The policy raises questions regarding implementation of the<Children’s Internet Protection Act (CIPA). While CIPA authorizes library officials to "disable" a filter altogether "to enable access for bona fide research or other lawful purposes," the Supreme Court’s four-member plurality opinion did not suggest that a library user asking for a site to be unblocked must have it tested against a collection development policy.

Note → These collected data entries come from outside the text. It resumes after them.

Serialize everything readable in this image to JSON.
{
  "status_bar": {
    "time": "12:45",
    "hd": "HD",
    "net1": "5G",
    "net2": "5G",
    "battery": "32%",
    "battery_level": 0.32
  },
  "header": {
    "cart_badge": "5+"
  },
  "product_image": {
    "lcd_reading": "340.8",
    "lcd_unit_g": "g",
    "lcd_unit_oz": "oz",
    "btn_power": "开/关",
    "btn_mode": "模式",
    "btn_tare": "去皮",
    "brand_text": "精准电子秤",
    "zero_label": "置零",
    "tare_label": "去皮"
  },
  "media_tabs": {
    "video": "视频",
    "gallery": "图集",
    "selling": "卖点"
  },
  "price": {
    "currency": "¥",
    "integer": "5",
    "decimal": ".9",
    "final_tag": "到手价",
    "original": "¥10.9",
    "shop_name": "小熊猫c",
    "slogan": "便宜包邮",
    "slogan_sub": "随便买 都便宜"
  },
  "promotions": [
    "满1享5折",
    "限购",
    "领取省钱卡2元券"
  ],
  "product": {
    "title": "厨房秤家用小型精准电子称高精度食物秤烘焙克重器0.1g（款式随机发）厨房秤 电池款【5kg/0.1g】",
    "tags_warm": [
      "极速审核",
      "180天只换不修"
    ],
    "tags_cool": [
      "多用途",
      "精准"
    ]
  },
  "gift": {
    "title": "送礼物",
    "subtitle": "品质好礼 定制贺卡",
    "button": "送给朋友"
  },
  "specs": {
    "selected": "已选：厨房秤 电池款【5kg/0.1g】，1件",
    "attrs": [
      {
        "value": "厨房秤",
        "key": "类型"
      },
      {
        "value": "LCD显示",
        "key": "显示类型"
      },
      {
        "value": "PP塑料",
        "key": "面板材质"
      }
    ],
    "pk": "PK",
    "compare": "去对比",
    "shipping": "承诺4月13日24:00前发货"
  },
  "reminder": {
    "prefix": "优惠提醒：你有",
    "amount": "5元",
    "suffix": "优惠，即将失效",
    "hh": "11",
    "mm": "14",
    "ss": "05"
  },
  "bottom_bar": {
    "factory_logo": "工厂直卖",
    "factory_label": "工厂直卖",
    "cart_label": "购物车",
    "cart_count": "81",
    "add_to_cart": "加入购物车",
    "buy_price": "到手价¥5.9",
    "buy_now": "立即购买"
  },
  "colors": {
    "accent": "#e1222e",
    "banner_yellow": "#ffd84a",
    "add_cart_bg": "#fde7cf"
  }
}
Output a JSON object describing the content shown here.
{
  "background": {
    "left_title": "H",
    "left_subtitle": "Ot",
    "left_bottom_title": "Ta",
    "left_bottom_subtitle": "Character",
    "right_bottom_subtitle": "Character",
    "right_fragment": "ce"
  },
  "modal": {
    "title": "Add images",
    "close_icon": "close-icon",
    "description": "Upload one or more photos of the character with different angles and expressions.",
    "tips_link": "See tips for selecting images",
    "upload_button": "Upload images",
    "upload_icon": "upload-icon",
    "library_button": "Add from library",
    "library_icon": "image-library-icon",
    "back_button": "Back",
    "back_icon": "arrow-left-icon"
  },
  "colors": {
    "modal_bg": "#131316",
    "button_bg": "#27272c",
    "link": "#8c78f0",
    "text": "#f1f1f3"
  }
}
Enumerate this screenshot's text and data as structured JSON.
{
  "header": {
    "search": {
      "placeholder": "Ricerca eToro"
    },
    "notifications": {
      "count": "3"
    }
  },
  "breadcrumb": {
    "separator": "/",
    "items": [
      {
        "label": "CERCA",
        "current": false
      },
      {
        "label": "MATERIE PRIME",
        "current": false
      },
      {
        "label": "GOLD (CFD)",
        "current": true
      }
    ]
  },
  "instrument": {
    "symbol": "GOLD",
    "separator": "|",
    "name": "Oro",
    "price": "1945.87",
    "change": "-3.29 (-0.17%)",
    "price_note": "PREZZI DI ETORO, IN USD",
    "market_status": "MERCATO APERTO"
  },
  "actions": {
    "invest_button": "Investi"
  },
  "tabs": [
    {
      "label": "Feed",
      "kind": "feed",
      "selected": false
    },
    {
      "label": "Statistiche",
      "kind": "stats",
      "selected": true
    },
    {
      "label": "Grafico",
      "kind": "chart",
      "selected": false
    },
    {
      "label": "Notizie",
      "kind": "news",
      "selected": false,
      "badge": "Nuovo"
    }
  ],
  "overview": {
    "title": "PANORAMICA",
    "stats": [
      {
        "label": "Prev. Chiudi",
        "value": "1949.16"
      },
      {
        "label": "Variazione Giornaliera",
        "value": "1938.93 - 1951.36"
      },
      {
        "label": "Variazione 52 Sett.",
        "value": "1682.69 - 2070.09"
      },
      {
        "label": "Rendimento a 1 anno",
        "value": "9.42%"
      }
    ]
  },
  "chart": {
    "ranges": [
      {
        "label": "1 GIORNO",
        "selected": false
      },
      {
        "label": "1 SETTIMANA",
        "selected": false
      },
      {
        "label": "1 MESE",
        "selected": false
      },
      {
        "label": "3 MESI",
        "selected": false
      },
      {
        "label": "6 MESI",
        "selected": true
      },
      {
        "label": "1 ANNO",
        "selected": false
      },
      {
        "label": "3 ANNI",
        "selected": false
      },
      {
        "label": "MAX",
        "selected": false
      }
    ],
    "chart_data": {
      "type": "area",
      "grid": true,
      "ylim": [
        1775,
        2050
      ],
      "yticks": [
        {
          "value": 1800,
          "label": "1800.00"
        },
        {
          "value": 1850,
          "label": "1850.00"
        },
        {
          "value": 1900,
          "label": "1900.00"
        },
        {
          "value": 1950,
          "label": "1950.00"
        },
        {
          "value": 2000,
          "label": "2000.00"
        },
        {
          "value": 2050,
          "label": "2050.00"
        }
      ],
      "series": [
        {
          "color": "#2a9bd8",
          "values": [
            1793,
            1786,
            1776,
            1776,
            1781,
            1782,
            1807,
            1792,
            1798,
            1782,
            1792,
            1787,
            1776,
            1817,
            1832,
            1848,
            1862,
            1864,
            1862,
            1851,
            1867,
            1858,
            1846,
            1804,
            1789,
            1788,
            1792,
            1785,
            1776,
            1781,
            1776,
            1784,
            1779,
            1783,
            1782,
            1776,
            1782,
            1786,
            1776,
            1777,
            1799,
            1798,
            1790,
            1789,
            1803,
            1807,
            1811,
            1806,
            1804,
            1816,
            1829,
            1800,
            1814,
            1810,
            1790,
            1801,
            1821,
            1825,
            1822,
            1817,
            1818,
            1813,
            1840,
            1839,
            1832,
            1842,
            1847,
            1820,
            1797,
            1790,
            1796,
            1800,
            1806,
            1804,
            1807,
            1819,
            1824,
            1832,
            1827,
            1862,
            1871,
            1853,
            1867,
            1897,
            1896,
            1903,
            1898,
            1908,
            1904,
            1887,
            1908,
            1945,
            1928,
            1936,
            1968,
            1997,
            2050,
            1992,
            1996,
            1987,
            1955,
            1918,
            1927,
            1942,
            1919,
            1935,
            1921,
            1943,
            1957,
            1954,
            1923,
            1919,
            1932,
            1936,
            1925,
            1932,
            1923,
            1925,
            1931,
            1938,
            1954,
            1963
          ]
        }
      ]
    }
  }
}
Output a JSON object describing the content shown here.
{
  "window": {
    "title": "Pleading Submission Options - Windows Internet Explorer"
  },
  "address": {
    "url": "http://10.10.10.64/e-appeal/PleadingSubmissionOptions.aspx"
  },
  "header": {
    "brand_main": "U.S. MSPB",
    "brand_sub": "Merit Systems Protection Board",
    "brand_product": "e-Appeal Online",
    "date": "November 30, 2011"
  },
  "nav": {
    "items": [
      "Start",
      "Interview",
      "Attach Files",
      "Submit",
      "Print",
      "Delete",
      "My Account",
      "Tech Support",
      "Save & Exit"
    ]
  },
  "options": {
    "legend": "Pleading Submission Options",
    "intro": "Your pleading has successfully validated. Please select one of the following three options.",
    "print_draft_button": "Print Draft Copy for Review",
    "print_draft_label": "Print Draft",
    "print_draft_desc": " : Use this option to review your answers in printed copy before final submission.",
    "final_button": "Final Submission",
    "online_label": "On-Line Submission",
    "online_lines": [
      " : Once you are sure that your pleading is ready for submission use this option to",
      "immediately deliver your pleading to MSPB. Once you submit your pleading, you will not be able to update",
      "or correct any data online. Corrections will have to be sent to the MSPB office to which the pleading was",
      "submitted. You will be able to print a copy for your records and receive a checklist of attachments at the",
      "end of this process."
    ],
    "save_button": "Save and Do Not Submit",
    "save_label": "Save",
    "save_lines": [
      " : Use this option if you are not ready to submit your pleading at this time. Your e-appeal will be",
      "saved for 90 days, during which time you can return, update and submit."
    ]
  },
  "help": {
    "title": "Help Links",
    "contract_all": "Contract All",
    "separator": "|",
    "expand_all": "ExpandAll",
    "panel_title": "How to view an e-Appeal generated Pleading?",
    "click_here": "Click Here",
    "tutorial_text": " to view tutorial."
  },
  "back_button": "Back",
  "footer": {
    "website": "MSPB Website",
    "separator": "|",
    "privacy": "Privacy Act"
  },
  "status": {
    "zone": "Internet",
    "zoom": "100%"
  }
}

The opinion noted that the "Solicitor General confirmed that a ‘librarian can, in response to a request from a patron, unblock the filtering mechanism altogether,’… and further explained that a patron would not ‘have to explain . . . why he was asking a site to be unblocked or the filtering to be disabled.’"

Joining the judgment, but not the opinion, Justice Anthony Kennedy wrote, "If some libraries do not have the capacity to unblock specific Web sites or to disable the filter or if it is shown that an adult user’s election to view constitutionally protected Internet material is burdened in some other substantial way, that would be the subject for an as-applied challenge, not the facial challenge made in this case." Justice Stephen Breyer, who also joined the judgment but not the opinion, similarly noted that "any adult patron access can ask… a librarian to unblock the specific Web site or, alternatively, ask the librarian, ‘Please disable the entire filter.’" 

Unlike the four justices in the plurality, Kennedy and Breyer did not set up an analogy between the decision to filter the Internet and a library’s collection policy, though Breyer did suggest that a request for unblocking is no more onerous than segregating library materials in closed stacks or interlibrary lending processes. There are further complications; the print analogy to Internet pornography is hardly collected by libraries, but CIPA refers to obscenity, not pornography, and much of the latter is constitutionally protected.